Le ministère des Outre-mer et le ministère chargé de l’égalité accompagnent par exemple les actions conduites par le Mouvement français pour le planning familial (MFPF) en Outre-mer en matière de santé sexuelle, de lutte contre les violences faites aux femmes et d’appui au secteur associatif.

Ils soutiennent également les initiatives locales des Centres d’information sur les droits des femmes et des familles contribuant à la lutte contre les stéréotypes sexistes, à l’information, l’accompagnement et la prise en charge des femmes victimes de violences, à l’accès aux droits et à l’information ainsi qu’au développement de leur autonomie financière au travers de formations et d’accompagnement à l’entreprenariat. 

Les acteurs de l’égalité dans les territoires

Les collectivités territoriales

Les collectivités territoriales sont des actrices essentielles de l’égalité entre les femmes et les hommes. Par leur statut d’employeurs, par la définition et la mise en œuvre de leurs politiques publiques, par leur connaissance et leur capacité d’animation des territoires, elles sont un véritable moteur de l’action publique pour l’égalité.

Différents outils sont déployés par le ministère en charge de l’égalité pour accompagner les collectivités territoriales à promouvoir l’égalité entre les femmes et les hommes au niveau local.

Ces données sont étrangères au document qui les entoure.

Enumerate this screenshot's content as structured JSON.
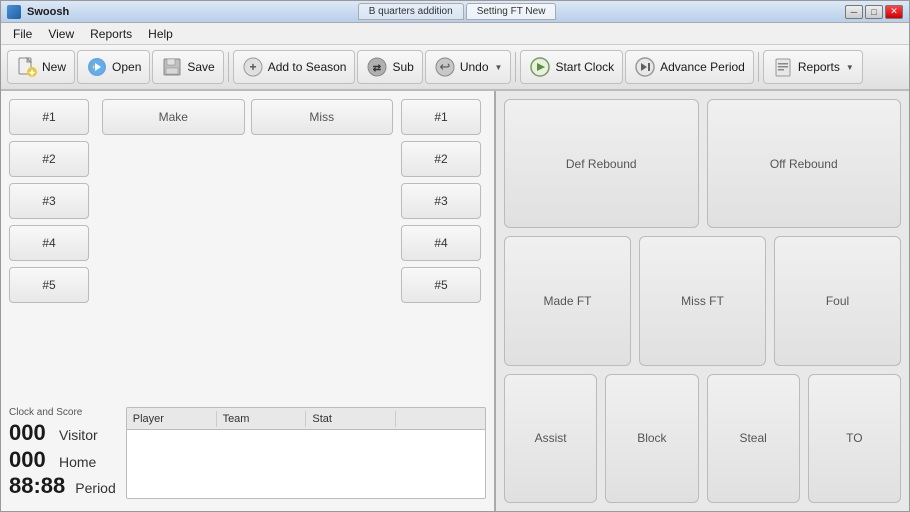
{
  "window": {
    "title": "Swoosh",
    "tab1": "B quarters addition",
    "tab2": "Setting FT New"
  },
  "menu": {
    "items": [
      "File",
      "View",
      "Reports",
      "Help"
    ]
  },
  "toolbar": {
    "new_label": "New",
    "open_label": "Open",
    "save_label": "Save",
    "add_to_season_label": "Add to Season",
    "sub_label": "Sub",
    "undo_label": "Undo",
    "start_clock_label": "Start Clock",
    "advance_period_label": "Advance Period",
    "reports_label": "Reports"
  },
  "home_team": {
    "players": [
      "#1",
      "#2",
      "#3",
      "#4",
      "#5"
    ]
  },
  "visitor_team": {
    "players": [
      "#1",
      "#2",
      "#3",
      "#4",
      "#5"
    ]
  },
  "shot_buttons": {
    "make": "Make",
    "miss": "Miss"
  },
  "clock_score": {
    "label": "Clock and Score",
    "visitor_score": "000",
    "visitor_label": "Visitor",
    "home_score": "000",
    "home_label": "Home",
    "period_time": "88:88",
    "period_label": "Period"
  },
  "stats_table": {
    "columns": [
      "Player",
      "Team",
      "Stat",
      ""
    ]
  },
  "action_buttons": {
    "row1": [
      "Def Rebound",
      "Off Rebound"
    ],
    "row2": [
      "Made FT",
      "Miss FT",
      "Foul"
    ],
    "row3": [
      "Assist",
      "Block",
      "Steal",
      "TO"
    ]
  }
}
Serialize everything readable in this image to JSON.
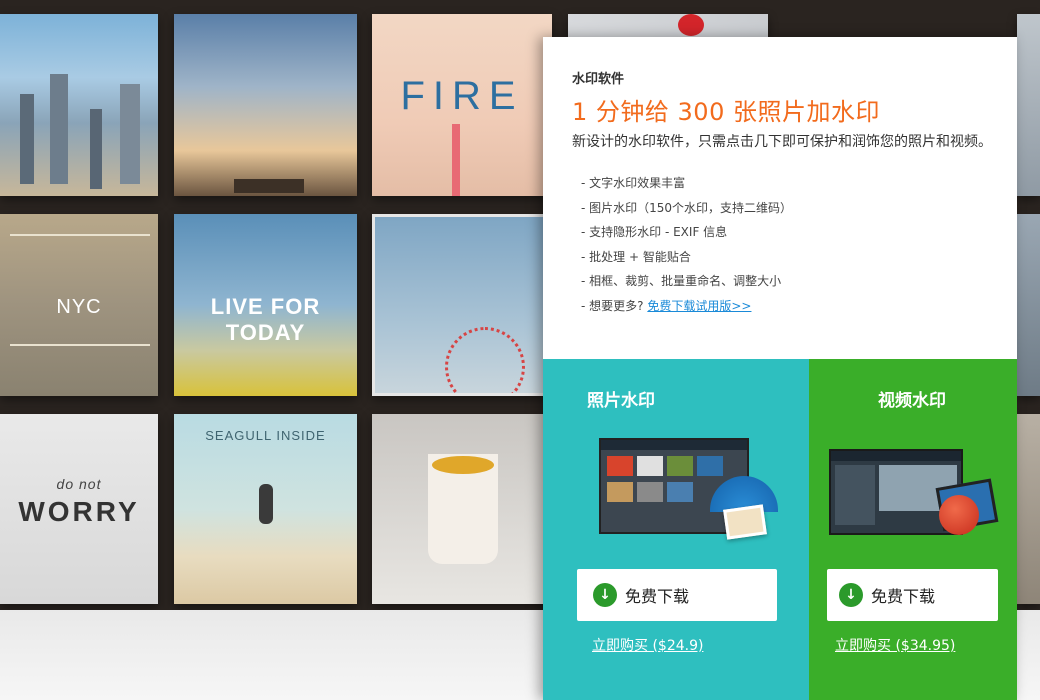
{
  "panel": {
    "brand": "水印软件",
    "headline": "1 分钟给 300 张照片加水印",
    "intro": "新设计的水印软件，只需点击几下即可保护和润饰您的照片和视频。",
    "features": [
      "- 文字水印效果丰富",
      "- 图片水印（150个水印，支持二维码）",
      "- 支持隐形水印 - EXIF 信息",
      "- 批处理 + 智能贴合",
      "- 相框、裁剪、批量重命名、调整大小"
    ],
    "more_prefix": "- 想要更多?",
    "more_link": "免费下载试用版>>"
  },
  "photo": {
    "title": "照片水印",
    "download_label": "免费下载",
    "buy_label": "立即购买 ($24.9)"
  },
  "video": {
    "title": "视频水印",
    "download_label": "免费下载",
    "buy_label": "立即购买 ($34.95)"
  },
  "tiles": {
    "fire": "FIRE",
    "nyc": "NYC",
    "live_for_today": "LIVE FOR TODAY",
    "seagull": "SEAGULL INSIDE",
    "worry": "WORRY",
    "do_not": "do not"
  },
  "colors": {
    "accent_orange": "#f26b1d",
    "photo_teal": "#2ebfbf",
    "video_green": "#3aae29",
    "link_blue": "#1a8ad8"
  }
}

Le rapport de situation en matière d’égalité entre les femmes et les hommes

La loi du 4 août 2014 sur l’égalité réelle entre les femmes et les hommes prescrit ainsi aux collectivités territoriales et aux établissements publics de coopération intercommunale (EPCI) de plus de 20 000 habitants de présenter, dans le cadre des débats budgétaires, un rapport sur la situation en matière d’égalité entre les femmes et les hommes.

Dans ce contexte, le ministère chargé de l’égalité entre les femmes et les hommes, en partenariat avec le Centre Hubertine Auclert, a publié un guide pour accompagner les collectivités dans la rédaction de ce rapport.

Les associations

Faire connaître les bonnes pratiques dans les territoires

L’action du ministère consiste également à soutenir des initiatives associatives innovantes contribuant au recensement et à la diffusion de bonnes pratiques en matière d’égalité, telles que la plateforme Égalité femmes-hommes et citoyenneté en action (Efhca).

Portée par la Ligue de l’enseignement avec ses partenaires associatifs et le concours de l’État, cette plateforme numérique de collecte et de diffusion des bonnes pratiques locales est un outil essentiel au service des professionnels de l’égalité (associations, collectivités, entreprises) et des citoyennes et citoyens.

La plateforme donne ainsi à voir la pratique concrète de l’égalité entre les femmes et les hommes, facilite la coopération entre professionnels et contribue à la transformation des mentalités à grande échelle.